Last year, "my partner is always on their phone" was the complaint. This year, a more specific version is circulating: partners describing spouses who have shifted meaningful amounts of time and emotional attention toward AI tools - not for work output, but for conversation.
The pattern is specific. Multiple hours per day in chatbot sessions. Difficulty engaging with topics unrelated to AI. A preference, in some cases, for AI interaction over face-to-face conversation. And in households where AI companion apps are involved, something closer to an emotional relationship with a software product.
Professional Use vs. Emotional Dependency
There's a real line between heavy professional AI use and what these partners are describing. Using ChatGPT for six hours of client work is not the same as spending six hours in conversation with a chatbot because it never gets tired of you or tells you you're wrong. One is a productivity pattern. The other is using the tool's availability and non-judgment as a replacement for human relationships.
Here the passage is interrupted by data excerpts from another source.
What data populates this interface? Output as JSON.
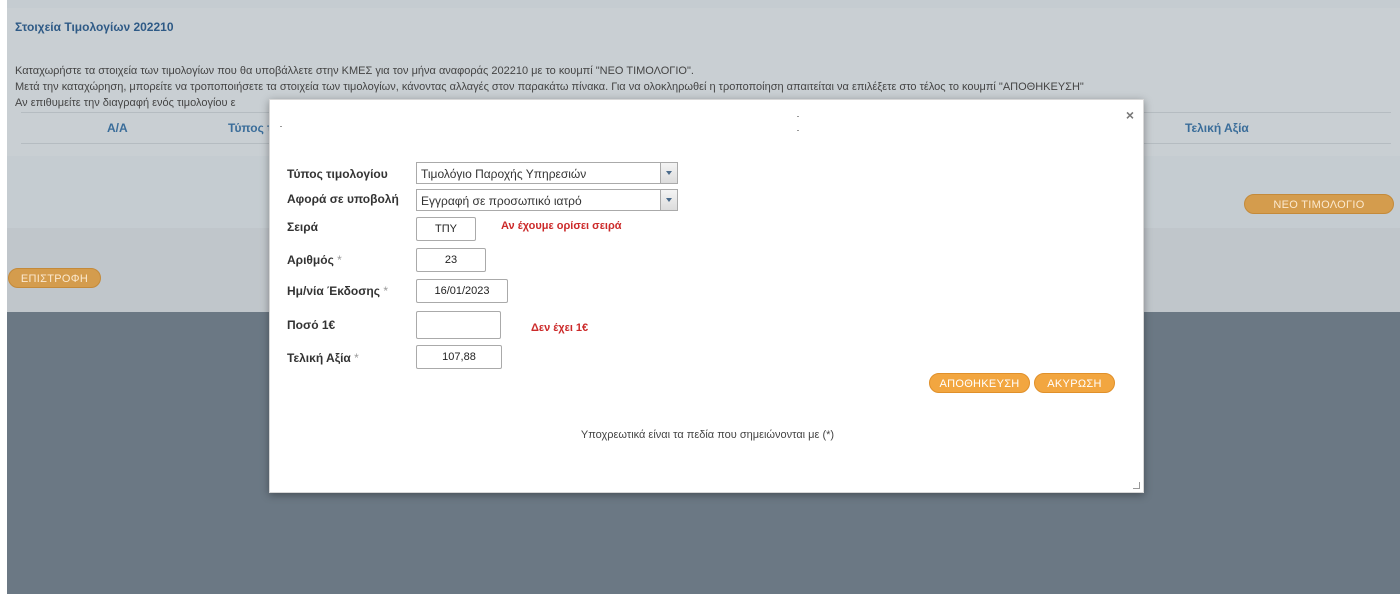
{
  "header": {
    "title": "Στοιχεία Τιμολογίων 202210"
  },
  "intro": {
    "line1": "Καταχωρήστε τα στοιχεία των τιμολογίων που θα υποβάλλετε στην ΚΜΕΣ για τον μήνα αναφοράς 202210 με το κουμπί \"ΝΕΟ ΤΙΜΟΛΟΓΙΟ\".",
    "line2": "Μετά την καταχώρηση, μπορείτε να τροποποιήσετε τα στοιχεία των τιμολογίων, κάνοντας αλλαγές στον παρακάτω πίνακα. Για να ολοκληρωθεί η τροποποίηση απαιτείται να επιλέξετε στο τέλος το κουμπί \"ΑΠΟΘΗΚΕΥΣΗ\"",
    "line3": "Αν επιθυμείτε την διαγραφή ενός τιμολογίου ε"
  },
  "table": {
    "columns": [
      "Α/Α",
      "Τύπος τ",
      "Τελική Αξία"
    ]
  },
  "buttons": {
    "new_invoice": "ΝΕΟ ΤΙΜΟΛΟΓΙΟ",
    "back": "ΕΠΙΣΤΡΟΦΗ"
  },
  "modal": {
    "close_symbol": "×",
    "fields": {
      "invoice_type_label": "Τύπος τιμολογίου",
      "invoice_type_value": "Τιμολόγιο Παροχής Υπηρεσιών",
      "concerns_label": "Αφορά σε υποβολή",
      "concerns_value": "Εγγραφή σε προσωπικό ιατρό",
      "series_label": "Σειρά",
      "series_value": "ΤΠΥ",
      "series_note": "Αν έχουμε ορίσει σειρά",
      "number_label": "Αριθμός",
      "number_value": "23",
      "issue_date_label": "Ημ/νία Έκδοσης",
      "issue_date_value": "16/01/2023",
      "amount_label": "Ποσό 1€",
      "amount_value": "",
      "amount_note": "Δεν έχει 1€",
      "final_value_label": "Τελική Αξία",
      "final_value_value": "107,88",
      "required_mark": "*"
    },
    "save_button": "ΑΠΟΘΗΚΕΥΣΗ",
    "cancel_button": "ΑΚΥΡΩΣΗ",
    "footer_note": "Υποχρεωτικά είναι τα πεδία που σημειώνονται με (*)"
  },
  "colors": {
    "accent_orange": "#f2a640",
    "title_blue": "#2e5a86",
    "note_red": "#cc2a2a",
    "backdrop": "#6b7884"
  }
}
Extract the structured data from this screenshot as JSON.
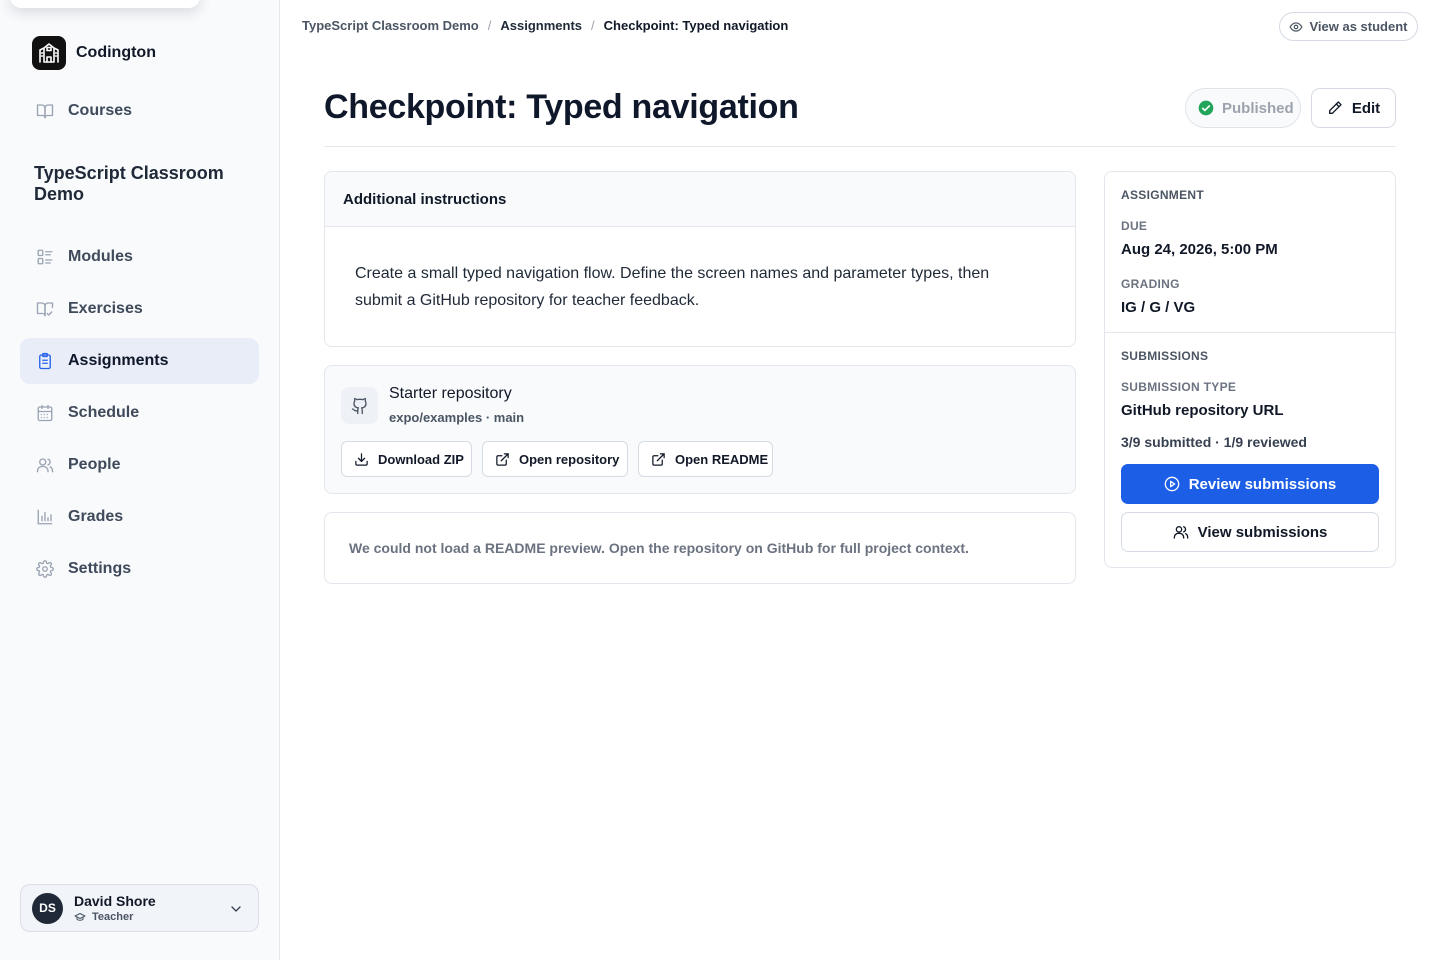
{
  "app": {
    "name": "Codington"
  },
  "sidebar": {
    "top_nav": {
      "label": "Courses",
      "icon": "book-open-icon"
    },
    "course_title": "TypeScript Classroom Demo",
    "items": [
      {
        "label": "Modules",
        "icon": "list-icon",
        "active": false
      },
      {
        "label": "Exercises",
        "icon": "book-check-icon",
        "active": false
      },
      {
        "label": "Assignments",
        "icon": "clipboard-icon",
        "active": true
      },
      {
        "label": "Schedule",
        "icon": "calendar-icon",
        "active": false
      },
      {
        "label": "People",
        "icon": "users-icon",
        "active": false
      },
      {
        "label": "Grades",
        "icon": "bar-chart-icon",
        "active": false
      },
      {
        "label": "Settings",
        "icon": "gear-icon",
        "active": false
      }
    ],
    "user": {
      "initials": "DS",
      "name": "David Shore",
      "role": "Teacher"
    }
  },
  "breadcrumb": [
    "TypeScript Classroom Demo",
    "Assignments",
    "Checkpoint: Typed navigation"
  ],
  "header": {
    "view_as_student": "View as student",
    "title": "Checkpoint: Typed navigation",
    "status": "Published",
    "edit_label": "Edit"
  },
  "instructions": {
    "heading": "Additional instructions",
    "body": "Create a small typed navigation flow. Define the screen names and parameter types, then submit a GitHub repository for teacher feedback."
  },
  "starter": {
    "title": "Starter repository",
    "repo": "expo/examples · main",
    "buttons": {
      "download": "Download ZIP",
      "open_repo": "Open repository",
      "open_readme": "Open README"
    }
  },
  "readme_notice": "We could not load a README preview. Open the repository on GitHub for full project context.",
  "panel": {
    "assignment_heading": "ASSIGNMENT",
    "due_label": "DUE",
    "due_value": "Aug 24, 2026, 5:00 PM",
    "grading_label": "GRADING",
    "grading_value": "IG / G / VG",
    "submissions_heading": "SUBMISSIONS",
    "submission_type_label": "SUBMISSION TYPE",
    "submission_type_value": "GitHub repository URL",
    "counts": "3/9 submitted · 1/9 reviewed",
    "review_button": "Review submissions",
    "view_button": "View submissions"
  },
  "colors": {
    "accent": "#1d5ee6",
    "active_nav_bg": "#e8edf8",
    "published_check": "#22a55a"
  }
}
Most people who run AI tools all day for drafting, research, or coding are using them as a work surface. But there's a smaller group for whom the boundary has shifted, and the companion apps are specifically designed to shift it.
How Companion Apps Are Designed
The qualities that make a chatbot a useful thinking partner - available on demand, consistent, not emotionally reactive, never distracted - are the same qualities that make it appealing as a substitute for harder human interactions. AI companion apps have built their entire product model around this. The pitch is explicit in the marketing: always there, never judges you, remembers everything. That's not a side effect of the design. It is the design.
None of this means professional AI tools are harmful for most users. For the majority of people, the dependency question simply doesn't apply. But the same technology you use to edit a marketing brief is the same kind of software someone else is using instead of talking to their partner. The people in these accounts aren't anti-AI. They're describing what it looks like when a tool starts displacing the relationships around it - and trying to find language for something happening gradually enough that it's hard to name.